Bleibt sonst aber wenig, Kartenspiele mit mir selber im Kopf – langweilig. Erinnerungen an meine Geliebten und die großen Lieben meines Lebens – ersteres ist mehr als frustrierend, wenn beide Hände neben deinem Körper eingeklemmt sind, letzteres würde voraussetzen, dass ich einmal eine große Liebe hatte. Woran das liegt, werde ich sicher später mit Lantam zusammen besprechen können.

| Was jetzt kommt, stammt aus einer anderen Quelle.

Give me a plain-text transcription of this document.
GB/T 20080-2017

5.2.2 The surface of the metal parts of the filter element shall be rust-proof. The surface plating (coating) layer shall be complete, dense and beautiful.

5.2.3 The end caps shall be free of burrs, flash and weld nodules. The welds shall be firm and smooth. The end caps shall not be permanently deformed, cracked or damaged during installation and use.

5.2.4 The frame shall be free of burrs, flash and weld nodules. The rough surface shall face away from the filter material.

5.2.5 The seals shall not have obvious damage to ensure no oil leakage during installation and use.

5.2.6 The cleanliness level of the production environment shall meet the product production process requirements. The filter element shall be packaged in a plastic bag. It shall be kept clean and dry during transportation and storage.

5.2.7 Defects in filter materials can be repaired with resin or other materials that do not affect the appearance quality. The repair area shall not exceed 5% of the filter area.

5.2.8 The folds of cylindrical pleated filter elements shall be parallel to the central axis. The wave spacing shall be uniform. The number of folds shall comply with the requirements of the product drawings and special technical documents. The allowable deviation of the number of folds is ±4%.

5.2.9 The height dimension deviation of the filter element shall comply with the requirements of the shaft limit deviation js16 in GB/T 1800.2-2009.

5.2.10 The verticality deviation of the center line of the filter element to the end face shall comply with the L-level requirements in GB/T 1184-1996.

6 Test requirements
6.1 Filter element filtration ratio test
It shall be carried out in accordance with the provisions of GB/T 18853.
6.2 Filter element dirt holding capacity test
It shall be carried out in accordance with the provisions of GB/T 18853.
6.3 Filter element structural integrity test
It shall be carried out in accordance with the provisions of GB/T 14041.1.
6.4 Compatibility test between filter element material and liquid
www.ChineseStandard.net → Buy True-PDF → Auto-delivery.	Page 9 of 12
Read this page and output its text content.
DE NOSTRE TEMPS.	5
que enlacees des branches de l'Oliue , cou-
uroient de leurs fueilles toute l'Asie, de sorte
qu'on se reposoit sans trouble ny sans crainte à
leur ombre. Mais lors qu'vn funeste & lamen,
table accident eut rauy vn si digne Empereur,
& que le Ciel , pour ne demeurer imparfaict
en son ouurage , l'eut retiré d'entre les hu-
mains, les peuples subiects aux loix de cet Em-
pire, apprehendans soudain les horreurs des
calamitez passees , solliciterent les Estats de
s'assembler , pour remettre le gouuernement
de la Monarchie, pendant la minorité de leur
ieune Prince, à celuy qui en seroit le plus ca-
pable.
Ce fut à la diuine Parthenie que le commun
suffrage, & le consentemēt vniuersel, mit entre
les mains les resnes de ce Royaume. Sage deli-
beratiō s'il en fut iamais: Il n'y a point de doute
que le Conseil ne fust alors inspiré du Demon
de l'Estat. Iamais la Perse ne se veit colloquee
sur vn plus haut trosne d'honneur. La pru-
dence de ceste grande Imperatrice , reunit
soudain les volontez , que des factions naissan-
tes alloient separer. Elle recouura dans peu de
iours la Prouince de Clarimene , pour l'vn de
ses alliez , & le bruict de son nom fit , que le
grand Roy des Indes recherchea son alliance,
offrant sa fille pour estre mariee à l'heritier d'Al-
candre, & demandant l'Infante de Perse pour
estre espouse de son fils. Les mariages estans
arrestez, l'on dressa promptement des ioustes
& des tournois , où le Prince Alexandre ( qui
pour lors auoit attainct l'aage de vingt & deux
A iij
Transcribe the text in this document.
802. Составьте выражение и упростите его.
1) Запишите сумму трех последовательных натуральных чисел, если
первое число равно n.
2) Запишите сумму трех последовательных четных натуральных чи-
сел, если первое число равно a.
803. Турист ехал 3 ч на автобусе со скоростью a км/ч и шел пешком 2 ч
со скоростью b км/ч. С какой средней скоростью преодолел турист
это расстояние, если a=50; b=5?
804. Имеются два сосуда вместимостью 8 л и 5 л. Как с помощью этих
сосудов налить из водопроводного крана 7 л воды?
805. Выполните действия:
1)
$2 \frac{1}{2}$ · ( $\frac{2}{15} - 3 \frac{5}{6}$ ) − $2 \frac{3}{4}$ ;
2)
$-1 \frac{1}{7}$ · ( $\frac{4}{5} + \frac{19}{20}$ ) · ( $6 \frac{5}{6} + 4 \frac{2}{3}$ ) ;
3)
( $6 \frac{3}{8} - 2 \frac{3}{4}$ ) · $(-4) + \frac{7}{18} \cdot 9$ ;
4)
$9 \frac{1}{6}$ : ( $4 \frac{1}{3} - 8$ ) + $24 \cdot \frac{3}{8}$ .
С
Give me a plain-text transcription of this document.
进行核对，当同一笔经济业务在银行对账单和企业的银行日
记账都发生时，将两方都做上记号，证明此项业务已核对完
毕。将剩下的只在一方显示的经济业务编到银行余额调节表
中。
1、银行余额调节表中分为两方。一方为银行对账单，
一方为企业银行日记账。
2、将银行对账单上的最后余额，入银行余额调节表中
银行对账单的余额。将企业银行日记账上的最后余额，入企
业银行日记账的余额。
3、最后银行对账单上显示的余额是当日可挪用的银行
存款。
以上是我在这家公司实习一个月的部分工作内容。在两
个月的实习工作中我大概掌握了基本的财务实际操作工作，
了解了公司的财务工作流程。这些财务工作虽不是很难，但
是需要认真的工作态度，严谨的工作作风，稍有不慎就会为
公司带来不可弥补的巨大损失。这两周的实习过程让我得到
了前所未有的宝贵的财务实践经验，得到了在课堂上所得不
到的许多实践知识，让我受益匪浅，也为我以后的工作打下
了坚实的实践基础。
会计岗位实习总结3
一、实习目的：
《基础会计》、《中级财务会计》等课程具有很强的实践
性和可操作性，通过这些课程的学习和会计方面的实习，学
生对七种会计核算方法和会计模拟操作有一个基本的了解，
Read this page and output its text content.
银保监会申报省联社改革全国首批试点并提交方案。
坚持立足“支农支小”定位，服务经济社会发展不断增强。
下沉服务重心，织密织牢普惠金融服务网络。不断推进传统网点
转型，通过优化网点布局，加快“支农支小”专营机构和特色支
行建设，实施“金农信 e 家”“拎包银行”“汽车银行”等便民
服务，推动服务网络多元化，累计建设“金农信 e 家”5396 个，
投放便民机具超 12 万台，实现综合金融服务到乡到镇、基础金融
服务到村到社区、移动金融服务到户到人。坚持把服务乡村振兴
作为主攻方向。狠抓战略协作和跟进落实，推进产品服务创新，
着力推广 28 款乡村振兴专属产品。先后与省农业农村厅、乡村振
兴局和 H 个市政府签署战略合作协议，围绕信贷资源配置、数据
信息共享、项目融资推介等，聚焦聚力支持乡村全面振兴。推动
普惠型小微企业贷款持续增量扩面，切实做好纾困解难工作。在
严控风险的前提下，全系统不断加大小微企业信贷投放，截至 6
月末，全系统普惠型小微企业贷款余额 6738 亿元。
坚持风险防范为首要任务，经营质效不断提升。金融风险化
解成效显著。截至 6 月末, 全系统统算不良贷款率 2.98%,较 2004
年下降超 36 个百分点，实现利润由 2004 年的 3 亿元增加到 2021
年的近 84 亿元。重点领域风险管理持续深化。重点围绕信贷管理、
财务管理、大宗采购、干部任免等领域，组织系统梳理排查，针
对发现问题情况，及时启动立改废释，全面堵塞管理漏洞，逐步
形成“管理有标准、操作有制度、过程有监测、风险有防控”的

Also klappere ich, klopfe, poche und wippe mit den Füßen. Augenblick, meine Füße liegen frei. Nach vorne und oben bin ich fest eingeklemmt. Brust und Hüfte fixiert, denke ich, der Stiel des Hammers mit dem Lantam mich erschlagen wollte, so dass ich auch nicht in Richtung meiner Füße rausrobben kann. Aber unter mir sind Ziegelsteine in gestampfter Erde. Ich kann meine linke Hand etwas bewegen und fange an mit den Fingernägeln an den Rändern des Ziegels zu kratzen. Bewegt der sich etwas? Ein kleines bisschen? „Ja ja ja ja, Lantam siehst du wir kommen hier noch raus“ Mir laufen Tränen über die Backen, als ich den ersten Backstein unter meinem Hintern rausziehe. Ich bedanke mich immer und immer wieder bei dem faulen Handwerker, der die Ziegel in Reihen verlegt hat, nicht in der stabileren Fischgräte. Den zweiten Stein bekomme ich unter mir vorgezogen und stopfe ihn nach vorne neben mein Bein. Ich kann meinen Hintern bewegen, ein wenig, bloß nicht zuviel, bloß nicht riskieren, dass alles weiter einsackt. Ich stütze den Hammerstiel so gut es mit einer Hand und blind geht. Fünf Ziegel, mein Hintern ist im Loch und das erste Mal seit Stunden, dass nicht mehr der Stiel auf meine Hüfte drückt. Ich erspare euch die nächsten Ziegelreihen, die ich brauche, bis auch meine Brust so frei liegt, dass ich mich Fingerbreit um Fingerbreit nach unten schieben kann. Die Beine ausstrecken, Fersen in den Boden drücken, Fersen anziehen und wiederholen.

Nyx und Gregor

Gregor blickte die Nyx unverwandt an. Seine braunen Augen hielten die leeren schwarzen Öffnungen in ihrem Gesicht fest. Suchten nach einem Anhaltspunkt, dass er in ihr noch etwas anders befand als Leere. Immer wenn er hinein zu fallen drohte, wenn ihn die Leere übermannen wollte, rief er sich einen Psalm, ein Gebet in‘s Gedächtnis und die rituellen Worte füllten ihn mit Zuversicht. Nährten die ewige Flamme in seinem Herzen, die durch die heiligen Worte entfacht wurde und durch seine Überzeugung am Brennen blieb.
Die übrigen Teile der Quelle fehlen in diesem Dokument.